Of course, some concessions must be made to the fact that we're talking
about an operating system kernel written in Object Pascal that wants to
interoperate with C -- lack of garbage collection and closures and
inefficiency of copying a full machine continuation (ie: all user- and
kernel-level machine state one would normally find in a thread or
process).  So I end up with this set of operators:

CallCC(entry,closure) -> value - Calls procedure entry of two
parameters, one a continuation and the other a pointer, passing the
reified calling continuation as the first argument and closure as the
second (to provide for pseudo-closures in non-closure languages).  Entry
is called in an entirely new continuation created by the kernel.

Throw(continuation,value) - Passes value to continuation and throws to
continuation, causing the original CallCC to return value.  Destroys the
calling continuation.

CallCC(continuation) -> value - Throws to continuation, passing it the
current continuation (which is not destroyed) instead of an arbitrary value.

Copy(continuation) -> continuation - Copies the given continuation.

Destroy(continuation) - Destroys the given continuation.

These are one-shot continuations, but given Copy implementing
multiple-use continuations in user-space shouldn't be very tough.

Lispers, you come in *here*, as we start talking about the use of
continuations for concurrency.

Concurrency (on shared-memory multiprocessor systems) comes easily:
simply create a virtual processor for each physical processor the
operating system sees.  A master processor starts each one up with a
continuation, and they pretty much run themselves concurrently.  If a
scheduler is present in user-space, any number of virtual processors can
access it by running continuations that act as coroutines of that
scheduler.  The kernel supplies mutexes based on a TSL instruction.

Of course, if that seems like a stupid concurrency model to you, only
say so!

Now here's the hard bit: asynchronous events.  I define them here as
tasks that run in response to asynchronous events or signals from
hardware or software, ie: generalized interrupt handlers.  In most
microkernel systems (like L4) the kernel simply translates an event into
a message that gets sent to some handler process, which handles the
event by receiving the message in its own time.

But we're talking about a continuation-based kernel, in which there's no
scheduler to run that handler process.  Event handlers also need some
mechanism to handle the task they interrupted to implement more
conventional preemptive multiprocessing models.

That can easily be accomplished by running an event handler via CallCC.
 The mechanism I use to implement a continuation switch runs at the
completion of an Interrupt Service Routine, so handling interrupts with
events with CallCC's leaves a pretty low interrupt latency.

Now the question is: *how do you make that fast*?  Interrupt handlers,
even if they don't run in the ISR itself, must run fast enough that the
interrupted continuation doesn't suffer unduly.
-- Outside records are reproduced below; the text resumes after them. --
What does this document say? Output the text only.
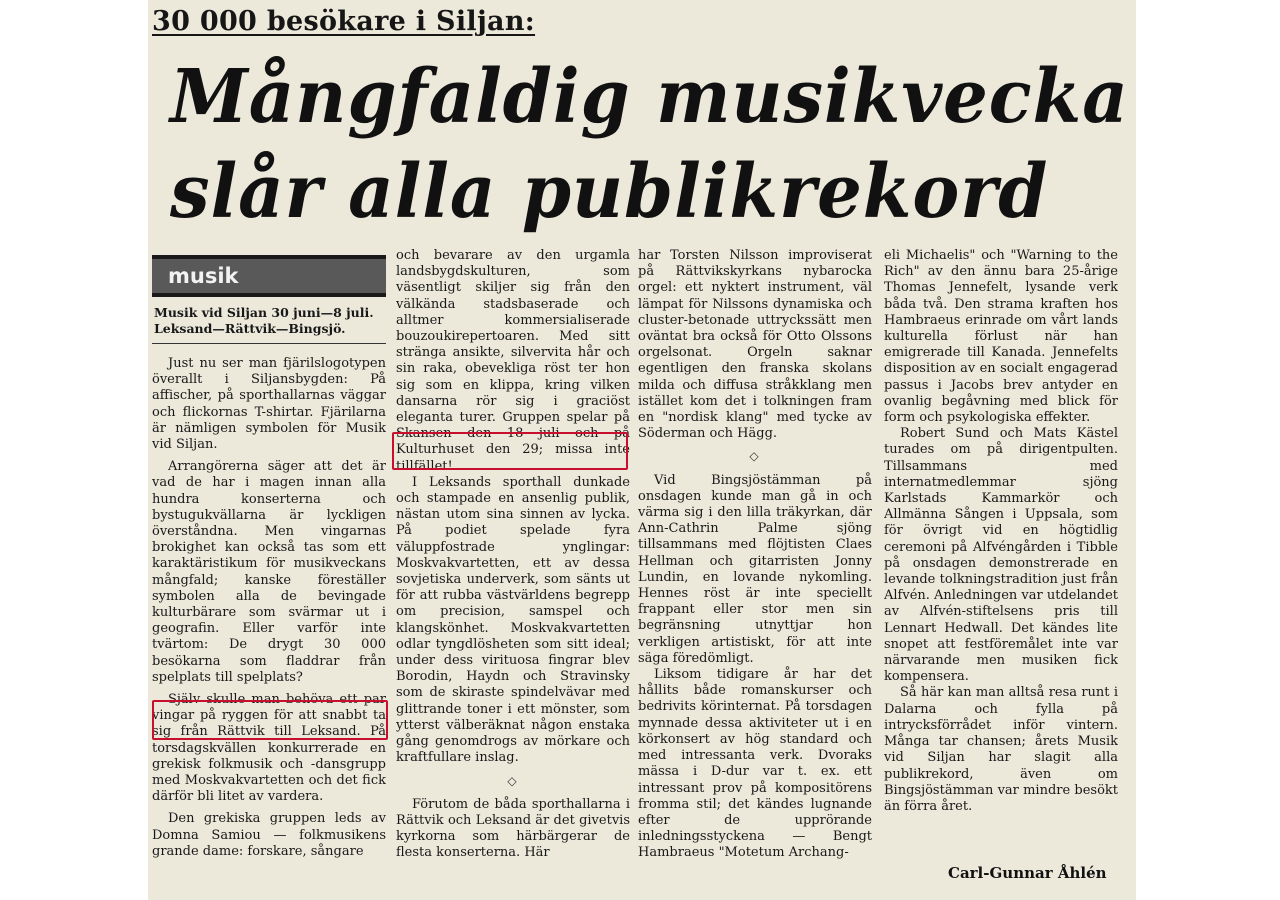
30 000 besökare i Siljan:
Mångfaldig musikvecka
slår alla publikrekord
musik
Musik vid Siljan 30 juni—8 juli.
Leksand—Rättvik—Bingsjö.

Just nu ser man fjärilslogotypen överallt i Siljansbygden: På affischer, på sporthallarnas väggar och flickornas T-shirtar. Fjärilarna är nämligen symbolen för Musik vid Siljan.

Arrangörerna säger att det är vad de har i magen innan alla hundra konserterna och bystugukvällarna är lyckligen överståndna. Men vingarnas brokighet kan också tas som ett karaktäristikum för musikveckans mångfald; kanske föreställer symbolen alla de bevingade kulturbärare som svärmar ut i geografin. Eller varför inte tvärtom: De drygt 30 000 besökarna som fladdrar från spelplats till spelplats?

Själv skulle man behöva ett par vingar på ryggen för att snabbt ta sig från Rättvik till Leksand. På torsdagskvällen konkurrerade en grekisk folkmusik och -dansgrupp med Moskvakvartetten och det fick därför bli litet av vardera.

Den grekiska gruppen leds av Domna Samiou — folkmusikens grande dame: forskare, sångare

och bevarare av den urgamla landsbygdskulturen, som väsentligt skiljer sig från den välkända stadsbaserade och alltmer kommersialiserade bouzoukirepertoaren. Med sitt stränga ansikte, silvervita hår och sin raka, obevekliga röst ter hon sig som en klippa, kring vilken dansarna rör sig i graciöst eleganta turer. Gruppen spelar på Skansen den 18 juli och på Kulturhuset den 29; missa inte tillfället!

I Leksands sporthall dunkade och stampade en ansenlig publik, nästan utom sina sinnen av lycka. På podiet spelade fyra väluppfostrade ynglingar: Moskvakvartetten, ett av dessa sovjetiska underverk, som sänts ut för att rubba västvärldens begrepp om precision, samspel och klangskönhet. Moskvakvartetten odlar tyngdlösheten som sitt ideal; under dess virituosa fingrar blev Borodin, Haydn och Stravinsky som de skiraste spindelvävar med glittrande toner i ett mönster, som ytterst välberäknat någon enstaka gång genomdrogs av mörkare och kraftfullare inslag.

◇

Förutom de båda sporthallarna i Rättvik och Leksand är det givetvis kyrkorna som härbärgerar de flesta konserterna. Här

har Torsten Nilsson improviserat på Rättvikskyrkans nybarocka orgel: ett nyktert instrument, väl lämpat för Nilssons dynamiska och cluster-betonade uttryckssätt men oväntat bra också för Otto Olssons orgelsonat. Orgeln saknar egentligen den franska skolans milda och diffusa stråkklang men istället kom det i tolkningen fram en "nordisk klang" med tycke av Söderman och Hägg.

◇

Vid Bingsjöstämman på onsdagen kunde man gå in och värma sig i den lilla träkyrkan, där Ann-Cathrin Palme sjöng tillsammans med flöjtisten Claes Hellman och gitarristen Jonny Lundin, en lovande nykomling. Hennes röst är inte speciellt frappant eller stor men sin begränsning utnyttjar hon verkligen artistiskt, för att inte säga föredömligt.

Liksom tidigare år har det hållits både romanskurser och bedrivits körinternat. På torsdagen mynnade dessa aktiviteter ut i en körkonsert av hög standard och med intressanta verk. Dvoraks mässa i D-dur var t. ex. ett intressant prov på kompositörens fromma stil; det kändes lugnande efter de upprörande inledningsstyckena — Bengt Hambraeus "Motetum Archang-

eli Michaelis" och "Warning to the Rich" av den ännu bara 25-årige Thomas Jennefelt, lysande verk båda två. Den strama kraften hos Hambraeus erinrade om vårt lands kulturella förlust när han emigrerade till Kanada. Jennefelts disposition av en socialt engagerad passus i Jacobs brev antyder en ovanlig begåvning med blick för form och psykologiska effekter.

Robert Sund och Mats Kästel turades om på dirigentpulten. Tillsammans med internatmedlemmar sjöng Karlstads Kammarkör och Allmänna Sången i Uppsala, som för övrigt vid en högtidlig ceremoni på Alfvéngården i Tibble på onsdagen demonstrerade en levande tolkningstradition just från Alfvén. Anledningen var utdelandet av Alfvén-stiftelsens pris till Lennart Hedwall. Det kändes lite snopet att festföremålet inte var närvarande men musiken fick kompensera.

Så här kan man alltså resa runt i Dalarna och fylla på intrycksförrådet inför vintern. Många tar chansen; årets Musik vid Siljan har slagit alla publikrekord, även om Bingsjöstämman var mindre besökt än förra året.

Carl-Gunnar Åhlén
How do you think that should work?  The next bit is the solution I
worked out, and an alternative that just occurred to me.

<Spoilers>
I decided to bring back the persistence (continued existence across
operations) of threads by creating "persistent continuations".  These
come in one of two states: "filled" or "empty".  References to a
persistent continuation from user-space are only valid when that
continuation is in the "filled" state, which it only obtains from being
reified by CallCC.  However, internal references to the continuation
held by the kernel are always valid, because the actual lifetime of the
persistent continuation is managed by reference counting.

Now here's the trick: Throw()'ing a persistent continuation saves the
current continuation from the virtual processor to the persistent
continuation structure instead of deleting the continuation, but sets
the continuation's state to "empty".  So the user thinks the
continuation no longer exists, while the kernel event-handling machinery
sees a continuation filled with data.  Then, when the event handler must
be run again, the kernel passes the "empty" persistent continuation to
CallCC, resuming it.

In short: event handlers act like threads (running, suspending
themselves, and running again), while normal computations act like
continuations (running and terminating or running and reifying).
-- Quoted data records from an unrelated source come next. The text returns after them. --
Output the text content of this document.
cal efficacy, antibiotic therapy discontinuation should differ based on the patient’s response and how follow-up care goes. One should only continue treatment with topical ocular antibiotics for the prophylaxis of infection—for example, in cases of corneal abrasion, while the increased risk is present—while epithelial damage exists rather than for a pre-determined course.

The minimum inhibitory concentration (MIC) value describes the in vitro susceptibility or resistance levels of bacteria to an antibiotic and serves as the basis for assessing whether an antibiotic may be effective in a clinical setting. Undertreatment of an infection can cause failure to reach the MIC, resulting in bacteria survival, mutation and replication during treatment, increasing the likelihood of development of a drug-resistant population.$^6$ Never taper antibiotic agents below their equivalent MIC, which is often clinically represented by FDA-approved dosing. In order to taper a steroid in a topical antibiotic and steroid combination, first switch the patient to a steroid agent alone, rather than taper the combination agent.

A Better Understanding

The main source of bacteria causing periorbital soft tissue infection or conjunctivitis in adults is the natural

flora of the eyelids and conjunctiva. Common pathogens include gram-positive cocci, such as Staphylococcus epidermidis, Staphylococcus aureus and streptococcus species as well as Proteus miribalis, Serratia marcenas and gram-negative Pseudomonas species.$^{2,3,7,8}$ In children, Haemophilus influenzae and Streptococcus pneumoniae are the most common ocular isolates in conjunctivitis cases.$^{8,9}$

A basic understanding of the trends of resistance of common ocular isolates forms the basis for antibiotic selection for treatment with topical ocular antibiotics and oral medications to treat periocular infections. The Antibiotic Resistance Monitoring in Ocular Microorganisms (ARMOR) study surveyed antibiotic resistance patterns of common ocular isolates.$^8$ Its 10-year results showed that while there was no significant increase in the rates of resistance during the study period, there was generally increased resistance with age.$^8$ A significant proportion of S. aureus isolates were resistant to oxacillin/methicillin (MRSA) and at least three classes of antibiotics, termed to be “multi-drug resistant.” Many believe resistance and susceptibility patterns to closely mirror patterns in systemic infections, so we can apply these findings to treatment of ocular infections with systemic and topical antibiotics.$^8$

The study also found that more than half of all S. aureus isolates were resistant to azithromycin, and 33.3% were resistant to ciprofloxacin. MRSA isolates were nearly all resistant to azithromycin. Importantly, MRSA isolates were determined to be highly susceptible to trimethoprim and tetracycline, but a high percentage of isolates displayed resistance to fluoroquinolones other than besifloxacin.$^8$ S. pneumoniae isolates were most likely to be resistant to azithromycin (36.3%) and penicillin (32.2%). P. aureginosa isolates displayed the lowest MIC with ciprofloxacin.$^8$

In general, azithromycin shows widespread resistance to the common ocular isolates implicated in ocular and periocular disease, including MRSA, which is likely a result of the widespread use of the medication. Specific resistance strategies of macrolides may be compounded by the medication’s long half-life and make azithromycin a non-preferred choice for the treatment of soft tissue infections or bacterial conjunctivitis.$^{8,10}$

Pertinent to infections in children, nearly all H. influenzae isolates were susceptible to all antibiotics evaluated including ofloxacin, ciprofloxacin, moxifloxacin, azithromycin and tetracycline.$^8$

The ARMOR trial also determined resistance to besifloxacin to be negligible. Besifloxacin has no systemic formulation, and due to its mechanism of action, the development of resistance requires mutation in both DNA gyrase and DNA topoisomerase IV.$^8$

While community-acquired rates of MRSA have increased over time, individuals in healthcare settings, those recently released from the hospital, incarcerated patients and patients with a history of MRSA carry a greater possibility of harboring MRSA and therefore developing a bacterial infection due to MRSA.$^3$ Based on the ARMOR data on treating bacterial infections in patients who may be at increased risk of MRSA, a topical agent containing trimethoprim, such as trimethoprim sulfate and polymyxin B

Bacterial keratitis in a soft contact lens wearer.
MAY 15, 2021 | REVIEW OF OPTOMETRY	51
Of course, being able to CallCC to a continuation that suspended itself
on a Throw means somehow passing the Current Continuation that puts the
CC in there to the called continuation passed explicitly to CallCC.  Put
simply, Throw needs to start returning a continuation, *but only for
persistent continuations*.  The normal kind get destroyed as before.

The kernel internally converts a normal saved continuation to a
persistent continuation when it saves that continuation as an event handler.

Note that by CallCC'ing to a continuation on an event and Throw'ing to a
continuation (the interrupted one or a new one) at the end of the event
handler, saving the state of the event handler in a continuation as a
side-effect, these performance gains are made:

1.No continuations are created when an event is handled, except by
explicit request of user code.  This includes Copy'ing.
2.No continuations are destroyed when an event is handled, except by
explicit request of user code.
3.Event handling system calls only need to be invoked once for a
continuation to handle the given event forever.
4.The total overhead of an event handler (time and dynamically-allocated
memory not spent in the interrupted continuation or the event-handler
continuation) drops no memory at all and two context switches (one to
the handler, one out of it).

But now Throw() is a leaky abstraction, a routine that sometimes returns
and sometimes doesn't according to the whims of the kernel.  Any more
elegant way to handle asynchronous events quickly?
</Spoilers>